Если бы я мог снова стать ребенком и остаться им навсегда, чтобы не были для меня важны ни те ценности, которые люди придают вещам, ни те связи, которые люди устанавливают между ними. Когда я был маленьким, я часто ставил своих свинцовых солдатиков вверх ногами… И разве есть какой-то довод, логически точный и убедительный, какой бы нам доказал, что настоящие солдаты не должны ходить вниз головой?
Дитя ценит золото не выше стекла. А разве в действительности золото дороже? Дитя считает непонятными и нелепыми страсти, злобу, страхи, видя всю их глупость в поступках взрослых. И разве не являются действительно нелепыми и пустыми все наши страхи, и вся наша ненависть, и вся наша любовь?
О, божественная и бессмысленная интуиция детства! Истинное видение вещей, которые мы одеваем условностями в наибольшей наготе видения, которые мы обволакиваем туманом своих идей в самом пристальном взгляде!
Окажется ли Бог тоже ребенком, очень большим? Вся вселенная не кажется ли забавой, проказой лукавого ребенка? Так нереально…

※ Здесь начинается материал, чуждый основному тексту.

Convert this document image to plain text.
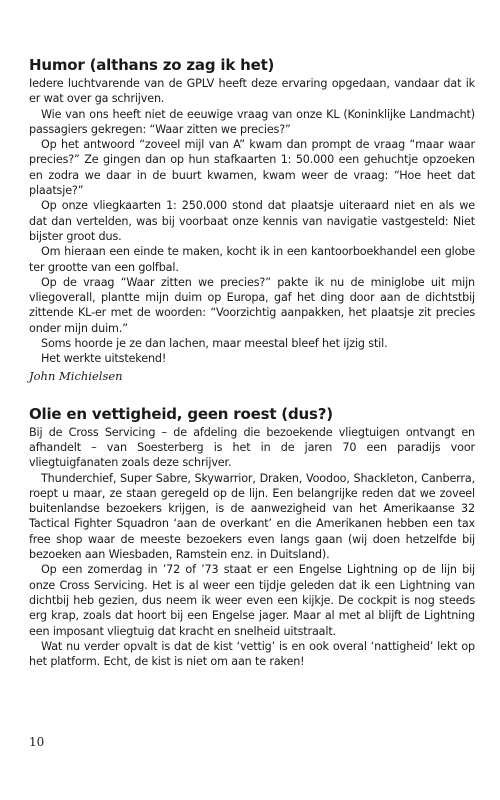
Humor (althans zo zag ik het)

Iedere luchtvarende van de GPLV heeft deze ervaring opgedaan, vandaar dat ik er wat over ga schrijven.

Wie van ons heeft niet de eeuwige vraag van onze KL (Koninklijke Landmacht) passagiers gekregen: “Waar zitten we precies?”

Op het antwoord “zoveel mijl van A” kwam dan prompt de vraag “maar waar precies?” Ze gingen dan op hun stafkaarten 1: 50.000 een gehuchtje opzoeken en zodra we daar in de buurt kwamen, kwam weer de vraag: “Hoe heet dat plaatsje?”

Op onze vliegkaarten 1: 250.000 stond dat plaatsje uiteraard niet en als we dat dan vertelden, was bij voorbaat onze kennis van navigatie vastgesteld: Niet bijster groot dus.

Om hieraan een einde te maken, kocht ik in een kantoorboekhandel een globe ter grootte van een golfbal.

Op de vraag “Waar zitten we precies?” pakte ik nu de miniglobe uit mijn vliegoverall, plantte mijn duim op Europa, gaf het ding door aan de dichtstbij zittende KL-er met de woorden: “Voorzichtig aanpakken, het plaatsje zit precies onder mijn duim.”

Soms hoorde je ze dan lachen, maar meestal bleef het ijzig stil.

Het werkte uitstekend!

John Michielsen

Olie en vettigheid, geen roest (dus?)

Bij de Cross Servicing – de afdeling die bezoekende vliegtuigen ontvangt en afhandelt – van Soesterberg is het in de jaren 70 een paradijs voor vliegtuigfanaten zoals deze schrijver.

Thunderchief, Super Sabre, Skywarrior, Draken, Voodoo, Shackleton, Canberra, roept u maar, ze staan geregeld op de lijn. Een belangrijke reden dat we zoveel buitenlandse bezoekers krijgen, is de aanwezigheid van het Amerikaanse 32 Tactical Fighter Squadron ‘aan de overkant’ en die Amerikanen hebben een tax free shop waar de meeste bezoekers even langs gaan (wij doen hetzelfde bij bezoeken aan Wiesbaden, Ramstein enz. in Duitsland).

Op een zomerdag in ’72 of ’73 staat er een Engelse Lightning op de lijn bij onze Cross Servicing. Het is al weer een tijdje geleden dat ik een Lightning van dichtbij heb gezien, dus neem ik weer even een kijkje. De cockpit is nog steeds erg krap, zoals dat hoort bij een Engelse jager. Maar al met al blijft de Lightning een imposant vliegtuig dat kracht en snelheid uitstraalt.

Wat nu verder opvalt is dat de kist ‘vettig’ is en ook overal ‘nattigheid’ lekt op het platform. Echt, de kist is niet om aan te raken!

10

Я кинул вам, смеясь, эту мысль – на воздух, и посмотрите, как, увидев ее на расстоянии от меня, я вдруг замечаю, как она страшна! И кто знает, не содержит ли она истину? И она падает и разбивается у моих ног, превращаясь в пыль ужаса и осколки тайны…
Пробуждаюсь, чтобы знать, что я существую…
Огромная неопределенная скука булькает, ошибочно свежая, в мои уши, из водопада, отделанного пробкой, внизу, там, в нелепой глубине сада.
Кенотаф
Ни вдова, ни сын не положили ему в рот обола, которым он смог бы расплатиться с Хароном. Для нас они – померкшие, глаза того, кто пересек Стикс и увидел девять раз отраженное в водах лицо, которого мы не знаем. Не имеет имени меж нами тень, отныне блуждающая по берегам печальных рек; его имя – это тоже тень.